Aesthetic Lasers: Safe Delivery

Steps to protect your staff and patients from safety concerns, including toxic plumes, eye damage and burns.
Safe Delivery

Your patients may think of the laser treatment rooms within your aesthetic practice as magical places that make wrinkles and redness disappear, unwanted tattoos and hair vanish and a more youthful complexion appear. But, if not properly stocked and supervised, these treatment rooms can pose a threat to both providers and patients in the form of permanent eye damage, burns and communicable disease. To help practices minimize these risks, we asked laser safety professionals to share the most effective laser safety practices for aesthetic laser providers.

Laser Safety Basics

Before starting any laser treatments, practices need to make sure that the treatment rooms in which these procedures take place are properly equipped for patient and provider safety. In addition to autoclaving all equipment—including treatment heads—that are used on patients, and disinfecting the rooms between treatments, there are several concerns unique to the use of lasers.

Both operators and patients must wear protective eyewear during all laser treatments. “Eyewear must be appropriate for the wavelength of each laser being used, and that goes for the patient and the provider,” says Daniel Ramon, a manager with CLS Surgimedics, which offers smoke evacuation units for aesthetic laser facilities.

At the Laser & Skin Surgery Center of Northern California in Sacramento, California, founded by Suzanne Kilmer, MD, laser patients and operators wear safety glasses with an optical density of six or greater to reduce the risk of eye damage. Because the goggles are created to block specific wavelengths, providers and staff members are trained to select goggles that cover every wavelength used during the treatment session.

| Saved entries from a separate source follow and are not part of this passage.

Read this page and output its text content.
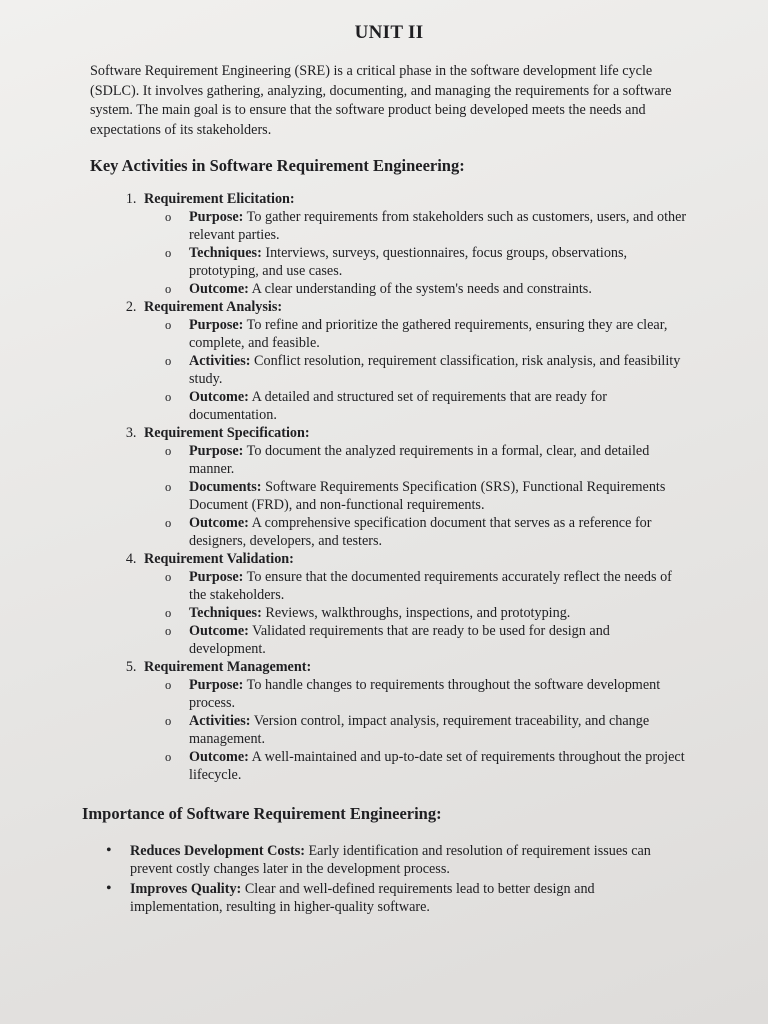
UNIT II

Software Requirement Engineering (SRE) is a critical phase in the software development life cycle (SDLC). It involves gathering, analyzing, documenting, and managing the requirements for a software system. The main goal is to ensure that the software product being developed meets the needs and expectations of its stakeholders.

Key Activities in Software Requirement Engineering:
1. Requirement Elicitation:
o Purpose: To gather requirements from stakeholders such as customers, users, and other relevant parties.
o Techniques: Interviews, surveys, questionnaires, focus groups, observations, prototyping, and use cases.
o Outcome: A clear understanding of the system's needs and constraints.
2. Requirement Analysis:
o Purpose: To refine and prioritize the gathered requirements, ensuring they are clear, complete, and feasible.
o Activities: Conflict resolution, requirement classification, risk analysis, and feasibility study.
o Outcome: A detailed and structured set of requirements that are ready for documentation.
3. Requirement Specification:
o Purpose: To document the analyzed requirements in a formal, clear, and detailed manner.
o Documents: Software Requirements Specification (SRS), Functional Requirements Document (FRD), and non-functional requirements.
o Outcome: A comprehensive specification document that serves as a reference for designers, developers, and testers.
4. Requirement Validation:
o Purpose: To ensure that the documented requirements accurately reflect the needs of the stakeholders.
o Techniques: Reviews, walkthroughs, inspections, and prototyping.
o Outcome: Validated requirements that are ready to be used for design and development.
5. Requirement Management:
o Purpose: To handle changes to requirements throughout the software development process.
o Activities: Version control, impact analysis, requirement traceability, and change management.
o Outcome: A well-maintained and up-to-date set of requirements throughout the project lifecycle.
Importance of Software Requirement Engineering:
• Reduces Development Costs: Early identification and resolution of requirement issues can prevent costly changes later in the development process.
• Improves Quality: Clear and well-defined requirements lead to better design and implementation, resulting in higher-quality software.
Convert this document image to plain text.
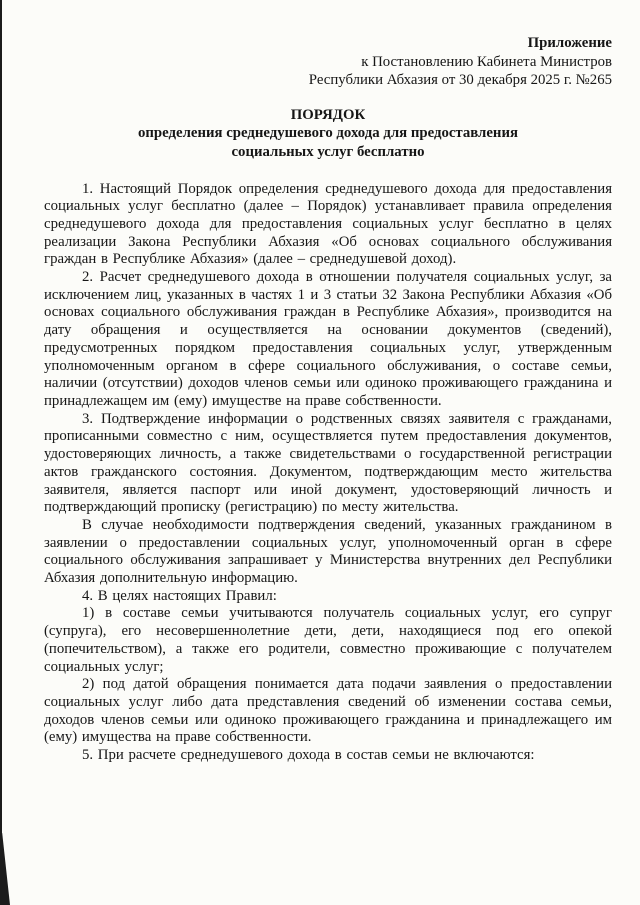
Приложение
к Постановлению Кабинета Министров
Республики Абхазия от 30 декабря 2025 г. №265
ПОРЯДОК
определения среднедушевого дохода для предоставления
социальных услуг бесплатно

1. Настоящий Порядок определения среднедушевого дохода для предоставления социальных услуг бесплатно (далее – Порядок) устанавливает правила определения среднедушевого дохода для предоставления социальных услуг бесплатно в целях реализации Закона Республики Абхазия «Об основах социального обслуживания граждан в Республике Абхазия» (далее – среднедушевой доход).

2. Расчет среднедушевого дохода в отношении получателя социальных услуг, за исключением лиц, указанных в частях 1 и 3 статьи 32 Закона Республики Абхазия «Об основах социального обслуживания граждан в Республике Абхазия», производится на дату обращения и осуществляется на основании документов (сведений), предусмотренных порядком предоставления социальных услуг, утвержденным уполномоченным органом в сфере социального обслуживания, о составе семьи, наличии (отсутствии) доходов членов семьи или одиноко проживающего гражданина и принадлежащем им (ему) имуществе на праве собственности.

3. Подтверждение информации о родственных связях заявителя с гражданами, прописанными совместно с ним, осуществляется путем предоставления документов, удостоверяющих личность, а также свидетельствами о государственной регистрации актов гражданского состояния. Документом, подтверждающим место жительства заявителя, является паспорт или иной документ, удостоверяющий личность и подтверждающий прописку (регистрацию) по месту жительства.

В случае необходимости подтверждения сведений, указанных гражданином в заявлении о предоставлении социальных услуг, уполномоченный орган в сфере социального обслуживания запрашивает у Министерства внутренних дел Республики Абхазия дополнительную информацию.

4. В целях настоящих Правил:

1) в составе семьи учитываются получатель социальных услуг, его супруг (супруга), его несовершеннолетние дети, дети, находящиеся под его опекой (попечительством), а также его родители, совместно проживающие с получателем социальных услуг;

2) под датой обращения понимается дата подачи заявления о предоставлении социальных услуг либо дата представления сведений об изменении состава семьи, доходов членов семьи или одиноко проживающего гражданина и принадлежащего им (ему) имущества на праве собственности.

5. При расчете среднедушевого дохода в состав семьи не включаются:
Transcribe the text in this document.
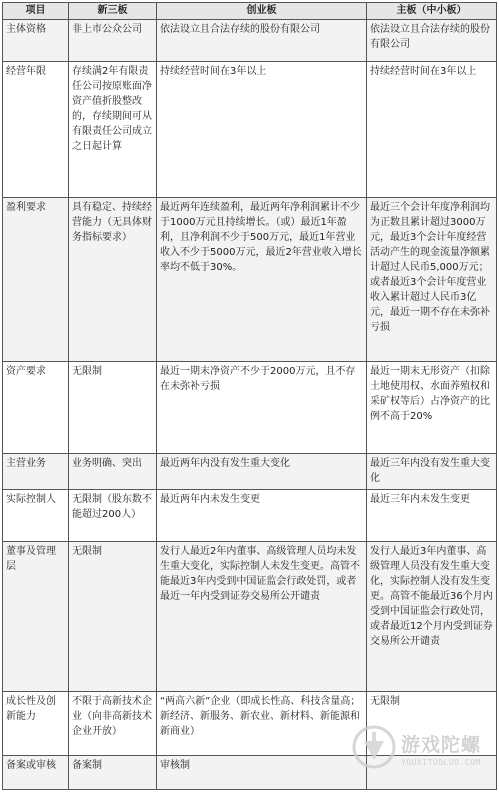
项目	新三板	创业板	主板（中小板）
主体资格	非上市公众公司	依法设立且合法存续的股份有限公司	依法设立且合法存续的股份有限公司
经营年限	存续满2年有限责任公司按原账面净资产值折股整改的，存续期间可从有限责任公司成立之日起计算	持续经营时间在3年以上	持续经营时间在3年以上
盈利要求	具有稳定、持续经营能力（无具体财务指标要求）	最近两年连续盈利，最近两年净利润累计不少于1000万元且持续增长。（或）最近1年盈利，且净利润不少于500万元，最近1年营业收入不少于5000万元，最近2年营业收入增长率均不低于30%。	最近三个会计年度净利润均为正数且累计超过3000万元，最近3个会计年度经营活动产生的现金流量净额累计超过人民币5,000万元；或者最近3个会计年度营业收入累计超过人民币3亿元，最近一期不存在未弥补亏损
资产要求	无限制	最近一期末净资产不少于2000万元，且不存在未弥补亏损	最近一期末无形资产（扣除土地使用权、水面养殖权和采矿权等后）占净资产的比例不高于20%
主营业务	业务明确、突出	最近两年内没有发生重大变化	最近三年内没有发生重大变化
实际控制人	无限制（股东数不能超过200人）	最近两年内未发生变更	最近三年内未发生变更
董事及管理层	无限制	发行人最近2年内董事、高级管理人员均未发生重大变化，实际控制人未发生变更。高管不能最近3年内受到中国证监会行政处罚，或者最近一年内受到证券交易所公开谴责	发行人最近3年内董事、高级管理人员没有发生重大变化，实际控制人没有发生变更。高管不能最近36个月内受到中国证监会行政处罚，或者最近12个月内受到证券交易所公开谴责
成长性及创新能力	不限于高新技术企业（向非高新技术企业开放）	“两高六新”企业（即成长性高、科技含量高；新经济、新服务、新农业、新材料、新能源和新商业）	无限制
备案或审核	备案制	审核制	
游戏陀螺
YOUXITUOLUO.COM
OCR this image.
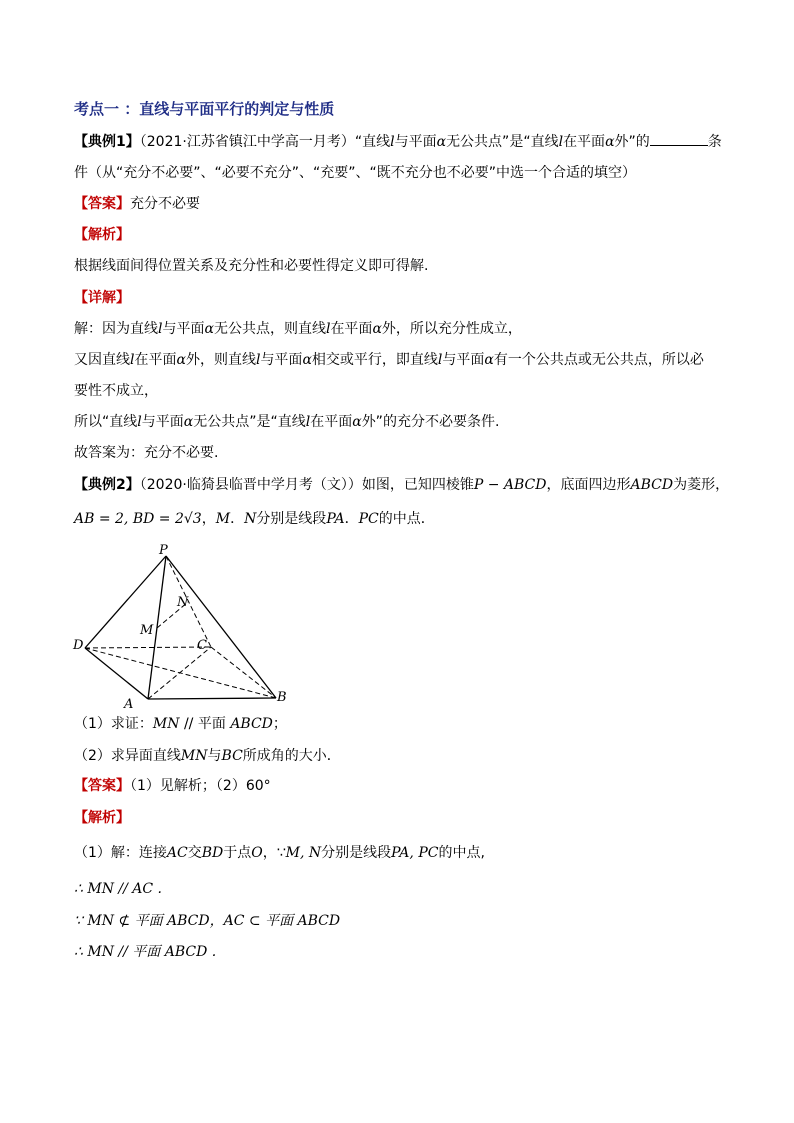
考点一 ：直线与平面平行的判定与性质
【典例1】（2021·江苏省镇江中学高一月考）“直线l与平面α无公共点”是“直线l在平面α外”的	条
件（从“充分不必要”、“必要不充分”、“充要”、“既不充分也不必要”中选一个合适的填空）
【答案】充分不必要
【解析】
根据线面间得位置关系及充分性和必要性得定义即可得解.
【详解】
解：因为直线l与平面α无公共点，则直线l在平面α外，所以充分性成立，
又因直线l在平面α外，则直线l与平面α相交或平行，即直线l与平面α有一个公共点或无公共点，所以必
要性不成立，
所以“直线l与平面α无公共点”是“直线l在平面α外”的充分不必要条件.
故答案为：充分不必要.
【典例2】（2020·临猗县临晋中学月考（文））如图，已知四棱锥P − ABCD，底面四边形ABCD为菱形，
AB = 2, BD = 2√3，M．N分别是线段PA．PC的中点．
P
N
M
D	C
A	B
（1）求证：MN // 平面 ABCD；
（2）求异面直线MN与BC所成角的大小．
【答案】（1）见解析；（2）60°
【解析】
（1）解：连接AC交BD于点O，∵M, N分别是线段PA, PC的中点,
∴ MN // AC .
∵ MN ⊄ 平面 ABCD，AC ⊂ 平面 ABCD
∴ MN // 平面 ABCD .
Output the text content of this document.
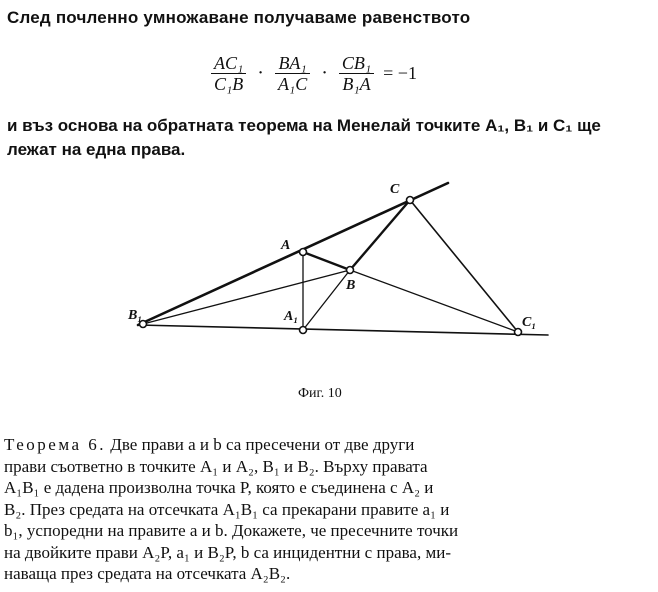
След почленно умножаване получаваме равенството
$\frac{\text{AC₁}}{\text{C₁B}} \cdot \frac{\text{BA₁}}{\text{A₁C}} \cdot \frac{\text{CB₁}}{\text{B₁A}} = -1$
и въз основа на обратната теорема на Менелай точките A₁, B₁ и C₁ ще лежат на една права.
C
A
B
B₁	A₁	C₁
Фиг. 10
Теорема 6. Две прави a и b са пресечени от две други
прави съответно в точките A₁ и A₂, B₁ и B₂. Върху правата
A₁B₁ е дадена произволна точка P, която е съединена с A₂ и
B₂. През средата на отсечката A₁B₁ са прекарани правите a₁ и
b₁, успоредни на правите a и b. Докажете, че пресечните точки
на двойките прави A₂P, a₁ и B₂P, b са инцидентни с права, ми-
наваща през средата на отсечката A₂B₂.
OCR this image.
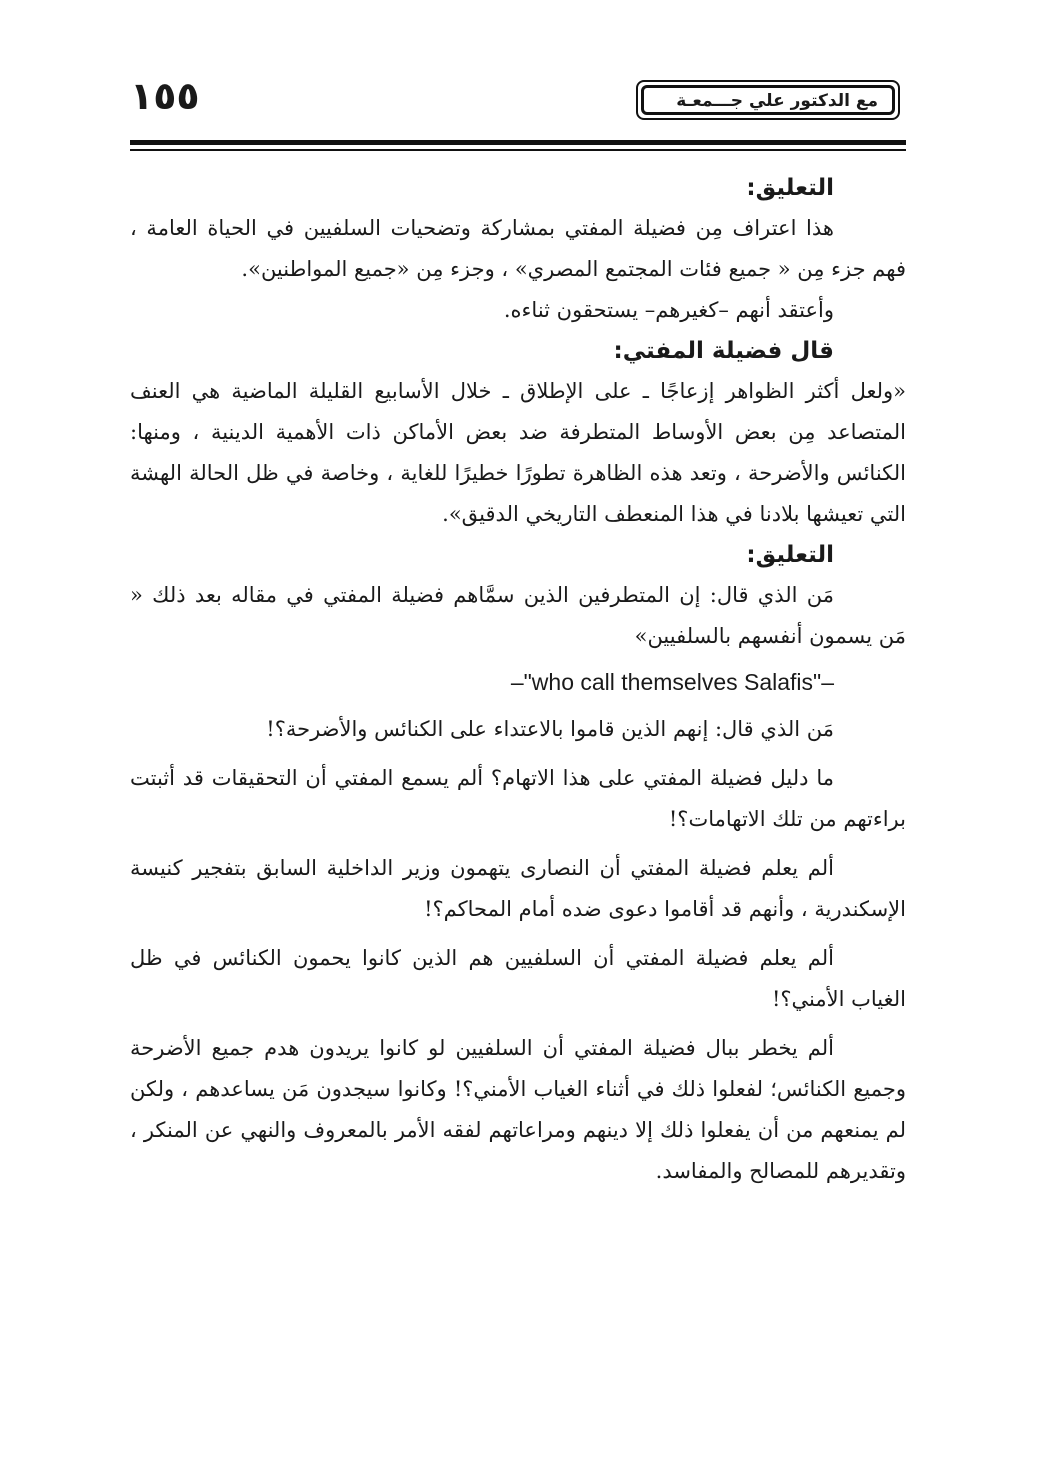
١٥٥	مع الدكتور علي جـــمعـة
التعليق:

هذا اعتراف مِن فضيلة المفتي بمشاركة وتضحيات السلفيين في الحياة العامة ، فهم جزء مِن « جميع فئات المجتمع المصري» ، وجزء مِن «جميع المواطنين».

وأعتقد أنهم –كغيرهم– يستحقون ثناءه.

قال فضيلة المفتي:

«ولعل أكثر الظواهر إزعاجًا ـ على الإطلاق ـ خلال الأسابيع القليلة الماضية هي العنف المتصاعد مِن بعض الأوساط المتطرفة ضد بعض الأماكن ذات الأهمية الدينية ، ومنها: الكنائس والأضرحة ، وتعد هذه الظاهرة تطورًا خطيرًا للغاية ، وخاصة في ظل الحالة الهشة التي تعيشها بلادنا في هذا المنعطف التاريخي الدقيق».

التعليق:

مَن الذي قال: إن المتطرفين الذين سمَّاهم فضيلة المفتي في مقاله بعد ذلك « مَن يسمون أنفسهم بالسلفيين»

–"who call themselves Salafis"–

مَن الذي قال: إنهم الذين قاموا بالاعتداء على الكنائس والأضرحة؟!

ما دليل فضيلة المفتي على هذا الاتهام؟ ألم يسمع المفتي أن التحقيقات قد أثبتت براءتهم من تلك الاتهامات؟!

ألم يعلم فضيلة المفتي أن النصارى يتهمون وزير الداخلية السابق بتفجير كنيسة الإسكندرية ، وأنهم قد أقاموا دعوى ضده أمام المحاكم؟!

ألم يعلم فضيلة المفتي أن السلفيين هم الذين كانوا يحمون الكنائس في ظل الغياب الأمني؟!

ألم يخطر ببال فضيلة المفتي أن السلفيين لو كانوا يريدون هدم جميع الأضرحة وجميع الكنائس؛ لفعلوا ذلك في أثناء الغياب الأمني؟! وكانوا سيجدون مَن يساعدهم ، ولكن لم يمنعهم من أن يفعلوا ذلك إلا دينهم ومراعاتهم لفقه الأمر بالمعروف والنهي عن المنكر ، وتقديرهم للمصالح والمفاسد.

In addition, patients receiving laser treatments within the orbital rim must don protective eyewear with internal metal shields, also called corneal shields.

Facilities should place signs on the door of the treatment room during a procedure. “State that a laser is being used, and also note which type,” says Ramon. He recommends that providers keep treatment room lights as bright as operations permit. “I also recommend hanging extra eyewear outside of the room, so that anyone entering mid-procedure will be equipped with appropriate protection,” he says.